Así que cuando me llegó a casa este libro ambientado en Japón casi di saltitos de alegría.
Las cosas en Japón están cambiando radicalmente, una nueva era en la cual la tecnología avanza a pasos agigantados se aproxima, y Tsuru no renuncia a su sueño, luchará tanto como sea necesario para llegar a ser como su padre.
Al principio del libro nos presentan una lista con los personajes que aparecerán a lo largo de las páginas. Algo que se agradece en todo momento, debido a que al no estar familiarizados con este tipo de nombres es fácil perder el hilo de la historia.
Además, cuando llegué a la página ciento noventa, tuve que asegurarme mediante internet de que Lian Hearn no era una escritora Japonesa, la ambientación está tan lograda y cuidada que cualquiera creería que ha pasado gran parte de su vida en Japón. Algo que ha hecho el libro más mágico, si cabe.

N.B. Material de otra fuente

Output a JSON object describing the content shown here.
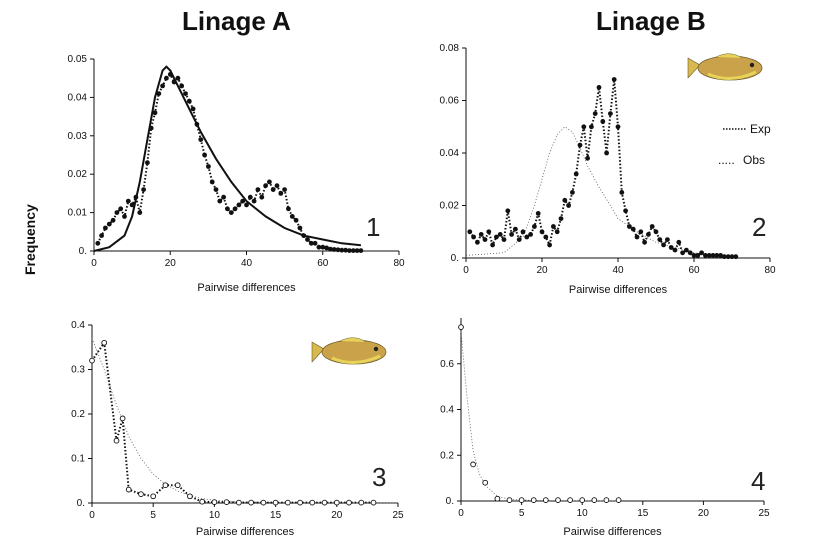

Esta novela ha sido muy diferente a lo que estoy acostumbrada a leer, no negaré que me costó meterme en la historia al principio, pero a medida que pasaba las páginas perdía cada vez más la noción del tiempo, completamente metida en la historia.
Recomendadísimo para todo aquel que quiera pasar unos días en el Japón de 1857, yo ya estoy buscando nuevos libros de este género para leer.